Рафаэль сидел в своём кабинете, освещённый лишь мягким, тусклым светом лампы, которая бросала странные, дрожащие тени по углам комнаты. Он держал сотовый в руке, и пальцы, сдавливающие трубку, были бледны от напряжения. На губах застывала кривая, хищная усмешка. В этот момент он ощущал себя тем, кем и был на самом деле — охотником, наконец настигшим добычу после долгого, изнурительного преследования.
Сейчас у него был выбор — уничтожить Чезаре самому, прикончить его прямо здесь, в Сан-Лоренцо, разорвать на части. Но Рафаэль был умнее. Он знал, что прежде, чем расправиться с этой грязной мразью, нужно забрать то, за чем Альберто пришёл сюда. Бриллианты. Сокровище, спрятанное в катакомбах. Бриллианты, которые Альберто предательски утаил, чтобы потом исчезнуть и "воскреснуть" уже под личиной смиренного падре.
Рафаэль понимал, что для этого ему нужен Лоретти. Рафаэль знал, что у Лоретти есть такие же права на этого человека, как у него. Нет, даже больше. Для Лоретти Альберто был не просто врагом — он был тем, кто предал клан, кто унизил их всех, кто выкрал у них из-под носа добычу. Они вместе возьмут бриллианты, а потом Лоретти разберётся с Альберто, и каждый получит свою долю. Ему даже не нужно было обдумывать план. Всё в голове выстроилось чётко и ясно, как сцены в безумном, яростном спектакле, и он знал, что сейчас — момент, которого он ждал. Без промедления он набрал номер Лоретти, и его сердце забилось сильнее, пока телефонные гудки тянулись в тишине.
Звонок длился всего несколько секунд, но за это время Рафаэль почувствовал, как в его душе нарастает страх, который сливается с яростью, переплетается с жаждой мести и превращается в нечто большее.
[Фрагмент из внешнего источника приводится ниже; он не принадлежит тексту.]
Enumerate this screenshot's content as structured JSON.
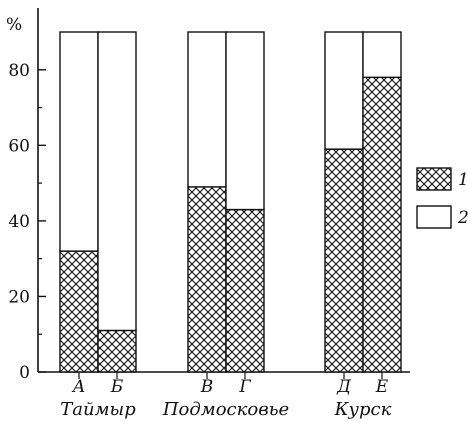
{
  "chart_data": {
    "type": "bar",
    "stacked": true,
    "unit_label": "%",
    "ylim": [
      0,
      90
    ],
    "y_ticks": [
      "0",
      "20",
      "40",
      "60",
      "80"
    ],
    "y_tick_values": [
      0,
      20,
      40,
      60,
      80
    ],
    "categories": [
      "А",
      "Б",
      "В",
      "Г",
      "Д",
      "Е"
    ],
    "groups": [
      {
        "label": "Таймыр",
        "categories": [
          "А",
          "Б"
        ]
      },
      {
        "label": "Подмосковье",
        "categories": [
          "В",
          "Г"
        ]
      },
      {
        "label": "Курск",
        "categories": [
          "Д",
          "Е"
        ]
      }
    ],
    "series": [
      {
        "name": "1",
        "pattern": "crosshatch",
        "values": [
          32,
          11,
          49,
          43,
          59,
          78
        ]
      },
      {
        "name": "2",
        "pattern": "white",
        "values": [
          58,
          79,
          41,
          47,
          31,
          12
        ]
      }
    ],
    "legend_position": "right",
    "grid": false
  }
}
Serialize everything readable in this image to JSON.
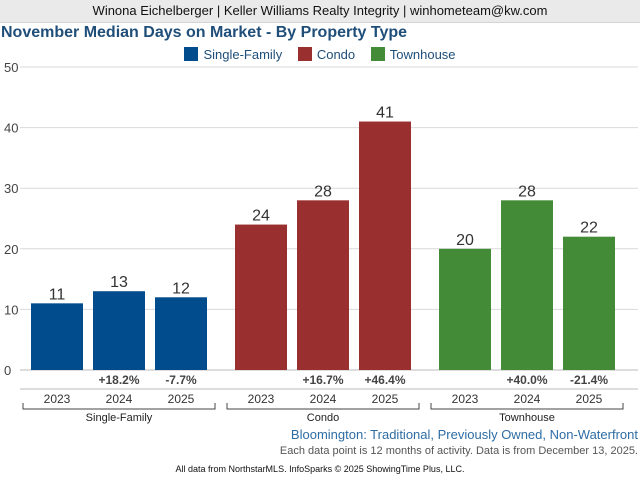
{
  "header": {
    "text": "Winona Eichelberger | Keller Williams Realty Integrity | winhometeam@kw.com"
  },
  "chart_data": {
    "type": "bar",
    "title": "November Median Days on Market - By Property Type",
    "subtitle": "Bloomington: Traditional, Previously Owned, Non-Waterfront",
    "note": "Each data point is 12 months of activity. Data is from December 13, 2025.",
    "years": [
      "2023",
      "2024",
      "2025"
    ],
    "ylim": [
      0,
      50
    ],
    "yticks": [
      0,
      10,
      20,
      30,
      40,
      50
    ],
    "grid": true,
    "legend_position": "top-center",
    "series": [
      {
        "name": "Single-Family",
        "color": "#004c8c",
        "values": [
          11,
          13,
          12
        ],
        "changes": [
          "",
          "+18.2%",
          "-7.7%"
        ]
      },
      {
        "name": "Condo",
        "color": "#99302f",
        "values": [
          24,
          28,
          41
        ],
        "changes": [
          "",
          "+16.7%",
          "+46.4%"
        ]
      },
      {
        "name": "Townhouse",
        "color": "#448b37",
        "values": [
          20,
          28,
          22
        ],
        "changes": [
          "",
          "+40.0%",
          "-21.4%"
        ]
      }
    ]
  },
  "footer": {
    "text": "All data from NorthstarMLS. InfoSparks © 2025 ShowingTime Plus, LLC."
  }
}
Это было чувство превосходства. Предвкушение момента, когда он наконец увидит, как все детали этого грязного пазла сложатся воедино.
На том конце трубки наконец раздался голос Лоретти, низкий, грубый, с тем металлическим отголоском, который всегда несёт в себе приговор.
— Лоретти, — произнёс Рафаэль, чувствуя, как слова выходят из его рта, как струя яда, — у меня новости.
Тишина повисла в трубке, густая, напряжённая, как будто мафиози уже почувствовал, что в этих словах скрыто нечто важное.
— Говори, — произнёс Лоретти. Его голос был низким, но в нём проскользнуло напряжение, едва уловимое, как звук натянутой струны перед разрывом.
Рафаэль замер на секунду, чувствуя, как в его груди разливается мрачное удовлетворение. Он медленно улыбнулся, зная, что сейчас передаст ему то, чего тот ждал все эти месяцы.
— Я нашёл его. Альберто Лучиано, — произнёс он, смакуя каждое слово, словно оно было сладким ядом на языке. Он знал, что имя это прозвучало, как выстрел, прямо в сердце Лоретти, и услышал, как на другом конце Лоретти задержал дыхание.
Снова наступила тишина, в которой Рафаэль мог слышать, как Лоретти обрабатывает услышанное, как всплывают на поверхность месяцы ненависти, горечи, ярости. Он знал, что Лоренцо — человек с железной выдержкой, но сейчас даже он, вероятно, испытал то, что испытал бы зверь, почуявший запах крови.
— Где он? — выдохнул Лоретти, и в голосе его была та звериная ненависть, которая поднималась из глубин, из самых тёмных уголков души.
Рафаэль позволил себе на мгновение промолчать, наслаждаясь этим ощущением власти. Но он знал, что сейчас не время для игр. У них был общий враг, и он знал, как заставить Лоретти работать на него.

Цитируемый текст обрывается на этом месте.